H. : Quels conseils donneriez-vous aux professionnels de santé pour éviter une situation comme celle que l’on a vu récemment dans l’actualité ? Quels sont les risques encourus ?
N.L. : Je constate, lors des formations dans lesquelles j’interviens, que beaucoup de médecins pensent qu’ils sont là pour guérir. Or leur mission reste de soigner. Ils ont du mal avec cette notion et le décès du patient est par conséquent vécu comme un échec malheureusement. Dans les situations de fin de vie, la mort arrivera à un moment donné. Il est important également que les professionnels de santé apprennent à communiquer entre eux et à écrire. La loi Léonetti insiste sur les décisions collégiales et la traçabilité, en précisant qu’une décision n’est pas figée, qu’elle peut être à tout moment réévaluée et que l’ensemble du processus doit être retranscrit dans le dossier médical. Il s’agit du principe même de la continuité des soins. L’équipe qui intervient auprès du patient n’est pas systématiquement la même, d’où l’intérêt de transmettre les décisions par écrit. Certains outils peuvent être mis en place pour faciliter la traçabilité comme introduire une fiche dans le dossier patient sur les directives que le médecin ou les infirmiers peuvent remplir. Il est nécessaire que les professionnels de santé soient aussi sensibilisés à la question de la fin de vie lors de leur formation initiale. Après, cela se fera dans le cadre de la formation continue mais à ce niveau c’est délicat. Pour éviter ces situations, il faut faire l’effort de se former et de prendre le temps de la discussion.
Au niveau des risques encourus, cela dépend de la situation et du contexte, ensuite le juré d’assise ou le tribunal correctionnel décidera.
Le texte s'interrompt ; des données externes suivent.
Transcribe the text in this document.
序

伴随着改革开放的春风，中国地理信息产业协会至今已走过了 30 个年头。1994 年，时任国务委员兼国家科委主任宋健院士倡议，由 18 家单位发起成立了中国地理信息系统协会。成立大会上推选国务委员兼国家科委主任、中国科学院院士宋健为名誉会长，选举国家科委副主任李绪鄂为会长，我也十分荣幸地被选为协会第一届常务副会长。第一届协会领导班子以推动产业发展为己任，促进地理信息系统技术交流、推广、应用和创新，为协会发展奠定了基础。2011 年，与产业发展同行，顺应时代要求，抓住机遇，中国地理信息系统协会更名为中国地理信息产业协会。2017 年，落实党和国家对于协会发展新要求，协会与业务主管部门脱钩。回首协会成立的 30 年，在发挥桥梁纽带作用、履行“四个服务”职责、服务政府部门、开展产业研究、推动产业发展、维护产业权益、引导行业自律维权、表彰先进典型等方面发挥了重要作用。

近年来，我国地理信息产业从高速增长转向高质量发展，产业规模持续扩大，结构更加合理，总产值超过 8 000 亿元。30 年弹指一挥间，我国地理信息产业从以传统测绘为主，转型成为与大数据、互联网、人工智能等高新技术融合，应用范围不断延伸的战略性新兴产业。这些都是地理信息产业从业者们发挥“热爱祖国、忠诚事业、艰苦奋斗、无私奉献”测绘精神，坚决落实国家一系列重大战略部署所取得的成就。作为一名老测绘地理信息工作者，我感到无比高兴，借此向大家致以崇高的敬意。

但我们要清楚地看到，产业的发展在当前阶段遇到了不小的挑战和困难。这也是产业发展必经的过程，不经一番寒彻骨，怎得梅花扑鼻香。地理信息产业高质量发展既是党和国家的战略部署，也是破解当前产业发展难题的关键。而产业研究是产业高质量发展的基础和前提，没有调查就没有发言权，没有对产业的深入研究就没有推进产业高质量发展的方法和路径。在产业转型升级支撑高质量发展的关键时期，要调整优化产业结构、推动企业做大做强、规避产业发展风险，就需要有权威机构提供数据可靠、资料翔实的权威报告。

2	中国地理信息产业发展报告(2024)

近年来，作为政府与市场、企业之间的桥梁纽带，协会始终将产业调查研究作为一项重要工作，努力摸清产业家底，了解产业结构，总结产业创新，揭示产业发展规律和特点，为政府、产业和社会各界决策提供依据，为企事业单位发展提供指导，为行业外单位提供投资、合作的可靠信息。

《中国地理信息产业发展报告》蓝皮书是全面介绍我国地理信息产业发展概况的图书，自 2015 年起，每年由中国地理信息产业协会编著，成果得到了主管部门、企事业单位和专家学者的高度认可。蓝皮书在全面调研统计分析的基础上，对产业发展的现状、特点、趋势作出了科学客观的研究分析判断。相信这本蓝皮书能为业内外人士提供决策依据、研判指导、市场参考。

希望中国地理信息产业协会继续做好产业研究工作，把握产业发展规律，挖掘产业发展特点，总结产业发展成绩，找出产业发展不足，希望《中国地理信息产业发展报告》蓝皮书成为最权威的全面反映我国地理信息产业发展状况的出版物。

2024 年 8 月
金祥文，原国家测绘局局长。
D’ailleurs, c’est en cela qu’il n’y a pas besoin de loi car il existe un cadre juridique, la loi Léonetti, qui prévoit la prise en charge des patients en fin de vie, où leur volonté doit être respectée sans pour autant provoquer son décès. En cas de manquement et à partir du moment où il y a infraction, le code Pénal s’appliquera. Pour certaines affaires, des non lieux ont été prononcés car elles impliquaient par exemple le mari en situation de souffrance. La cour d’assise a alors considéré que le vécu était suffisamment lourd pour rajouter une peine. Il faut ensuite, je crois, faire confiance à la justice qui est là pour rappeler le cadre légal."

Nathalie Lelièvre, diplômée d'un DESS en droit de la santé, est juriste en droit de la santé. Elle est également membre de la commission éthique et douleur. Elle vient de sortir, aux éditions Heures de France, un ouvrage intitulé La fin de vie face au droit dans la collection Guide d'exercice professionnel des établissements sanitaires et médico-sociaux. Elle intervient également dans différentes universités en tant que chargée de conférence.